Non capisco di cosa stanno parlando: gli investimenti stranieri già ci sono, il problema è che non riescono a funzionare. Qualcuno crede che se GIC o Li Ka-shing hanno preso delle fregature in Italia potrebbe arrivare qualcun altro tentato dall’idea di farsi fregare di nuovo? Certo è possibile, ma improbabile. Se qualcuno vuole davvero investimenti stranieri si muova per risolvere la situazione di Fiumicino e Taranto. Matteo Renzi, che è l’uomo nuovo, forse potrebbe dare dei segnali in questo senso e così davvero cominciare a cambiare la percezione del mercato italiano. Il resto, ci perdonino, è fumo. Se l’Italia produce innovazione e libertà, la Fiat tornerà.

 

Cosa intende dire?

Se GIC e Li Ka-shing faranno partire i loro progetti, la Fiat tornerà e di corsa. Se no emigreranno tutti, a cominciare dai talenti. Del resto i talenti italiani già all’estero in realtà solo pochi vogliono farli tornare. Se tornassero darebbero fastidio a chi non si è mai mosso, al di là delle facili lavate di bocca. Renzi, Berlusconi, Grillo forse dovrebbero cominciare a mettere le mani in pasta qui.

 

Che esperienza ha la Cina rispetto all’attenzione per gli investimenti esteri?

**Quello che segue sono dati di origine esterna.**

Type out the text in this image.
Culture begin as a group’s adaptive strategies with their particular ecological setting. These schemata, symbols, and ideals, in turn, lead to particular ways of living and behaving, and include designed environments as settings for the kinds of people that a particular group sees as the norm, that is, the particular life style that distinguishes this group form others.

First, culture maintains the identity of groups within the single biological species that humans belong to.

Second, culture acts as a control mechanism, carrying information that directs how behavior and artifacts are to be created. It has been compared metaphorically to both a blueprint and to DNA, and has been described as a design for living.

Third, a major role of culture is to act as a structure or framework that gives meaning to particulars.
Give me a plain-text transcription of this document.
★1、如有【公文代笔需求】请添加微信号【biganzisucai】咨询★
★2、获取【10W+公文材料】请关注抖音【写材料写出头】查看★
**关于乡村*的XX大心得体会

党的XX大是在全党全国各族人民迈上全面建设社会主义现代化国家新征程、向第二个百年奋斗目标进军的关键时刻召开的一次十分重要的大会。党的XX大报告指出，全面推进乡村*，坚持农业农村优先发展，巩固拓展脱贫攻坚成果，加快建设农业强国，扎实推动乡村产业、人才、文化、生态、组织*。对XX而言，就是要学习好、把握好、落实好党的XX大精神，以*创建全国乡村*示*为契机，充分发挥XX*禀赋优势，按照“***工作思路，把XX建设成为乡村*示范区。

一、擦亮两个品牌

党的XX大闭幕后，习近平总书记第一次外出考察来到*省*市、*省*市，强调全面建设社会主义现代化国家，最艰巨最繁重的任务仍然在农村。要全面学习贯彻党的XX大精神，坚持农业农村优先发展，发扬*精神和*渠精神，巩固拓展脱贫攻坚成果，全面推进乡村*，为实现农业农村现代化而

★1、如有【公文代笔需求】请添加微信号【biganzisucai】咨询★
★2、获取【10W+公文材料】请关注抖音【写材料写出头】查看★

La Cina è cresciuta perché dall’inizio i governanti si prendevano cura degli investimenti stranieri. La joint venture per produrre localmente gli ascensori Schindler o la prima fabbrica di auto della Volkswagen erano investimenti molto minori, per quantità e qualità, di quelli di GIC o Li Ka-shing, eppure vennero seguiti personalmente da Deng Xiaoping che, forse, nella storia globale avrà un posto più grande di quello dei nostri governanti. Così come allora fece Deng occorrerebbe che facciano i nostri dando un segnale al mondo. Se invece si pensa a barriere l’Italia viene spinta su una deriva nordcoreana: è questo che si vuole?